Sunday, February 7, 2010

Why VMWare's VMmark Scores Have Become Useless

Well, it was bound to happen.  Every time an industry benchmark standard comes out, the manufacturers eventually figure out ways to "cook the books".  I've seen a LOT of FUD flying around from both HP and Cisco lately about VMmark scores and I have been asked a lot of questions about both platforms.  After a taking close look at the scores, I'm ready to throw in the towel.

Before I go further, take a look at the VMmark, 8 cores scores posted here.  You will see the Cisco B200 Blade is on top right now (of the major vendors, I don't count Fujistu, sorry Fujistu) with 25.06 and the HP is next with the BL490 24.54.  A couple of points:

What is the different between really really fast and really really really fast??

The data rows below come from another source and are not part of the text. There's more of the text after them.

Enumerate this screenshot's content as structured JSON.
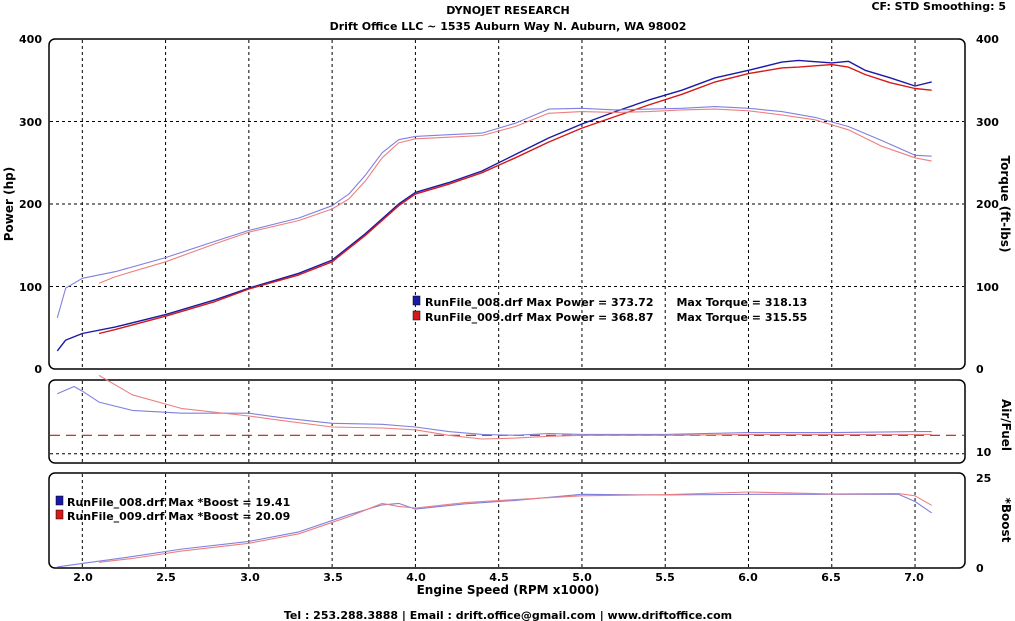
{
  "header": {
    "title": "DYNOJET RESEARCH",
    "subtitle": "Drift Office LLC ~ 1535 Auburn Way N. Auburn, WA 98002",
    "cf_text": "CF: STD  Smoothing: 5"
  },
  "footer": {
    "contact": "Tel : 253.288.3888 | Email : drift.office@gmail.com | www.driftoffice.com"
  },
  "colors": {
    "run008": "#1a1aa8",
    "run009": "#d41a1a",
    "run008_light": "#8080e0",
    "run009_light": "#ec8080"
  },
  "chart_data": [
    {
      "type": "line",
      "panel": "power-torque",
      "ylabel": "Power (hp)",
      "y2label": "Torque (ft-lbs)",
      "ylim": [
        0,
        400
      ],
      "y2lim": [
        0,
        400
      ],
      "xlim": [
        1.8,
        7.3
      ],
      "yticks": [
        "0",
        "100",
        "200",
        "300",
        "400"
      ],
      "y2ticks": [
        "0",
        "100",
        "200",
        "300",
        "400"
      ],
      "grid": true,
      "legend": [
        "RunFile_008.drf Max Power = 373.72      Max Torque = 318.13",
        "RunFile_009.drf Max Power = 368.87      Max Torque = 315.55"
      ],
      "series": [
        {
          "name": "RunFile_008.drf",
          "measure": "power",
          "x": [
            1.85,
            1.9,
            2.0,
            2.2,
            2.5,
            2.8,
            3.0,
            3.3,
            3.5,
            3.7,
            3.9,
            4.0,
            4.2,
            4.4,
            4.6,
            4.8,
            5.0,
            5.2,
            5.4,
            5.6,
            5.8,
            6.0,
            6.2,
            6.3,
            6.5,
            6.6,
            6.7,
            6.85,
            7.0,
            7.1
          ],
          "y": [
            22,
            35,
            43,
            51,
            66,
            84,
            98,
            116,
            132,
            164,
            200,
            214,
            226,
            240,
            260,
            280,
            297,
            312,
            326,
            338,
            353,
            362,
            372,
            374,
            371,
            373,
            362,
            353,
            343,
            348
          ]
        },
        {
          "name": "RunFile_009.drf",
          "measure": "power",
          "x": [
            2.1,
            2.2,
            2.5,
            2.8,
            3.0,
            3.3,
            3.5,
            3.7,
            3.9,
            4.0,
            4.2,
            4.4,
            4.6,
            4.8,
            5.0,
            5.2,
            5.4,
            5.6,
            5.8,
            6.0,
            6.2,
            6.3,
            6.5,
            6.6,
            6.7,
            6.85,
            7.0,
            7.1
          ],
          "y": [
            43,
            48,
            64,
            82,
            97,
            114,
            130,
            162,
            198,
            212,
            224,
            238,
            256,
            275,
            292,
            306,
            320,
            333,
            348,
            358,
            365,
            366,
            369,
            366,
            357,
            347,
            340,
            338
          ]
        },
        {
          "name": "RunFile_008.drf",
          "measure": "torque",
          "x": [
            1.85,
            1.9,
            2.0,
            2.2,
            2.5,
            2.8,
            3.0,
            3.3,
            3.5,
            3.6,
            3.7,
            3.8,
            3.9,
            4.0,
            4.2,
            4.4,
            4.6,
            4.8,
            5.0,
            5.2,
            5.4,
            5.6,
            5.8,
            6.0,
            6.2,
            6.4,
            6.6,
            6.8,
            7.0,
            7.1
          ],
          "y": [
            62,
            98,
            110,
            118,
            135,
            155,
            168,
            183,
            198,
            212,
            235,
            262,
            278,
            282,
            284,
            286,
            298,
            315,
            316,
            314,
            315,
            316,
            318,
            316,
            312,
            305,
            294,
            277,
            259,
            258
          ]
        },
        {
          "name": "RunFile_009.drf",
          "measure": "torque",
          "x": [
            2.1,
            2.2,
            2.5,
            2.8,
            3.0,
            3.3,
            3.5,
            3.6,
            3.7,
            3.8,
            3.9,
            4.0,
            4.2,
            4.4,
            4.6,
            4.8,
            5.0,
            5.2,
            5.4,
            5.6,
            5.8,
            6.0,
            6.2,
            6.4,
            6.6,
            6.8,
            7.0,
            7.1
          ],
          "y": [
            104,
            112,
            130,
            152,
            166,
            180,
            194,
            206,
            228,
            256,
            274,
            279,
            281,
            283,
            294,
            310,
            312,
            311,
            312,
            314,
            315,
            313,
            308,
            302,
            290,
            270,
            256,
            252
          ]
        }
      ]
    },
    {
      "type": "line",
      "panel": "air-fuel",
      "ylabel": "Air/Fuel",
      "xlim": [
        1.8,
        7.3
      ],
      "ylim": [
        9,
        18
      ],
      "y2ticks": [
        "10"
      ],
      "reference_line": 12,
      "grid": true,
      "series": [
        {
          "name": "RunFile_008.drf",
          "x": [
            1.85,
            1.9,
            1.95,
            2.0,
            2.1,
            2.3,
            2.6,
            3.0,
            3.2,
            3.5,
            3.8,
            4.0,
            4.2,
            4.4,
            4.6,
            4.8,
            5.0,
            5.5,
            6.0,
            6.5,
            7.0,
            7.1
          ],
          "y": [
            16.5,
            16.9,
            17.3,
            16.8,
            15.6,
            14.7,
            14.4,
            14.4,
            13.9,
            13.3,
            13.2,
            12.9,
            12.4,
            12.1,
            12.0,
            12.2,
            12.1,
            12.1,
            12.3,
            12.3,
            12.4,
            12.4
          ]
        },
        {
          "name": "RunFile_009.drf",
          "x": [
            2.1,
            2.3,
            2.6,
            3.0,
            3.2,
            3.5,
            3.8,
            4.0,
            4.2,
            4.4,
            4.6,
            4.8,
            5.0,
            5.5,
            6.0,
            6.5,
            7.0,
            7.1
          ],
          "y": [
            18.5,
            16.4,
            14.9,
            14.1,
            13.6,
            12.9,
            12.8,
            12.6,
            12.0,
            11.6,
            11.7,
            11.9,
            12.0,
            12.0,
            12.1,
            12.1,
            12.1,
            12.1
          ]
        }
      ]
    },
    {
      "type": "line",
      "panel": "boost",
      "ylabel": "*Boost",
      "xlabel": "Engine Speed (RPM x1000)",
      "xlim": [
        1.8,
        7.3
      ],
      "ylim": [
        0,
        25
      ],
      "xticks": [
        "2.0",
        "2.5",
        "3.0",
        "3.5",
        "4.0",
        "4.5",
        "5.0",
        "5.5",
        "6.0",
        "6.5",
        "7.0"
      ],
      "y2ticks": [
        "0",
        "25"
      ],
      "grid": true,
      "legend": [
        "RunFile_008.drf Max *Boost = 19.41",
        "RunFile_009.drf Max *Boost = 20.09"
      ],
      "series": [
        {
          "name": "RunFile_008.drf",
          "x": [
            1.85,
            2.0,
            2.3,
            2.6,
            3.0,
            3.3,
            3.6,
            3.8,
            3.9,
            4.0,
            4.3,
            4.6,
            5.0,
            5.5,
            6.0,
            6.5,
            6.9,
            7.0,
            7.1
          ],
          "y": [
            0.3,
            1.2,
            3.0,
            5.0,
            7.0,
            9.5,
            14.0,
            16.6,
            17.0,
            15.5,
            16.9,
            17.8,
            19.4,
            19.2,
            19.4,
            19.4,
            19.4,
            17.5,
            14.5
          ]
        },
        {
          "name": "RunFile_009.drf",
          "x": [
            2.1,
            2.3,
            2.6,
            3.0,
            3.3,
            3.6,
            3.8,
            3.9,
            4.0,
            4.3,
            4.6,
            5.0,
            5.5,
            6.0,
            6.5,
            6.9,
            7.0,
            7.1
          ],
          "y": [
            1.5,
            2.5,
            4.5,
            6.5,
            9.0,
            13.5,
            17.0,
            16.2,
            15.8,
            17.2,
            18.0,
            19.0,
            19.3,
            20.0,
            19.5,
            19.6,
            19.0,
            16.5
          ]
        }
      ]
    }
  ]
}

What is the difference between 25.06 and 24.54.  Maybe 1-2%?  Honestly, not much if they both meet your needs and you won't be pushing them to their limits.  I'm sorry but that is within a margin of error and/or the test could be reconfigured by everybody to meet the score.  At the end of the day both of them will meet your needs very well and the title of "fastest blade" means nothing!

Both Cisco and HP sell "big memory solutions" but they are no where to be seen!

Take a look at the memory in the details for both of them.  Both the HP 490 and B200 use 96GB of memory.  Where is the B250 with the larger memory footprint? Where is the BL490 with either 144GB or 192GB of memory?  You will also notice that the HP BL490 memory is running at 1333Mhz and the B200 is running at 1066 Mhz.  Since there is no big jump in performance numbers the VMmark score isn't memory bandwidth bound or HP would have had an advantage.  I suspect (although I don't have proof) that the VMmark score is now CPU bound and any memory above 96GB doesn't help the scores.  I further think (again, no proof) that the test isn't pushing the maximum memory bandwidth because there is no change from 1333 Mhz to 1066 Mhz.  It would be interesting to see if the drop to 800Mhz by HP would be noticed in the scores.

Cisco is using an EMC SAN with SSD's on the back end!

Take a look at the EMC Storage section on the Cisco benchmark.  They are using an EMC CX-240 with SSD drives!  There is NOTHING wrong with this, SSD's are coming down in prices but they provide a clear, known advantage to the IOP's numbers that could easily be the sole reason for the 1%-2% increase.  I'm willing to bet that if HP used the same storage configuration, they would produce similar scores.

Why didn't Cisco use the Palo card?

Cisco is using the Q-Logic CNA for the tests.  Why didn't they use the Palo card?  I suspect because it isn't "technically" released yet but that is the benchmark everyone wants to know about.

What am I trying to say here?

What I'm saying is that both HP and Cisco make great products and they will go to great lengths to make the other look bad.  They are so close to each other from a VMmark score perspective that any clear difference can't be shown with the current test.  Don't make a purchase based on a score!

7 comments:

Brad Hedlund said...

Aaron,

I couldn't agree with you more about VMmark scores being largely irrelevant. If you make a server decision based on a 1-2% difference in a VMmark officially have your head buried in the sand. Most customers want to buy a data center architecture, not just a server.

As for Fujistu, they are using the Xenon 5590 which is not supported by Intel for server use.

Cheers,
Brad

Omar Sultan said...

Aaron:

I have to admit, its nice to be able to claim top spot, but I also know tomorrow, or next week, or next month, things will change again.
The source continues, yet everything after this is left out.